É preciso cuidar para que a rejeição ao diferente na França e na Europa não acabe criando monstros
Estava pronto para escrever sobre a aparente (ou real) reconversão à esquerda da esquerda francesa, para as eleições de abril, mas não dá. Até porque a campanha eleitoral foi suspensa ontem como consequência do atentado que matou quatro pessoas, três delas crianças, em uma escola judaica de Toulouse, no sudoeste francês.

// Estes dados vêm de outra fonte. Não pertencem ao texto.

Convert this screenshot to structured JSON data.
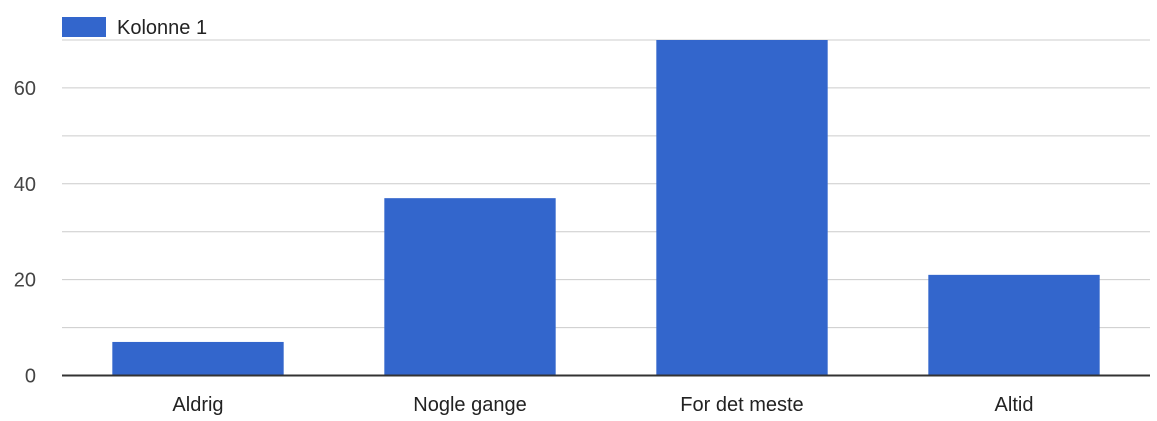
{
  "chart_data": {
    "type": "bar",
    "categories": [
      "Aldrig",
      "Nogle gange",
      "For det meste",
      "Altid"
    ],
    "series": [
      {
        "name": "Kolonne 1",
        "color": "#3366cc",
        "values": [
          7,
          37,
          70,
          21
        ]
      }
    ],
    "ylim": [
      0,
      70
    ],
    "y_ticks": [
      0,
      20,
      40,
      60
    ],
    "y_minor_ticks": [
      10,
      30,
      50,
      70
    ],
    "grid": true,
    "legend_position": "top-left",
    "title": "",
    "xlabel": "",
    "ylabel": ""
  }
}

Morte de criança é sempre a quintessência do horror. Se as mortes, como nesse caso, são de uma tribo específica, é pior. Mais ainda na França, que tem a consciência culpada pela colaboração que parte do país deu aos nazistas na aniquilação de judeus.
Até já escrevi sobre esse tema, na Folha.com, faz precisamente dois anos. Está em http://folha.com/no710853.
Fica difícil discordar do ministro do Interior, Claude Guéant, quando ele se apressou a decretar que o episódio foi "ato antissemita".
Ninguém que não tenha o objetivo de mandar uma mensagem como a leu Guéant procura especificamente uma escola judaica para exercitar sua sanha assassina.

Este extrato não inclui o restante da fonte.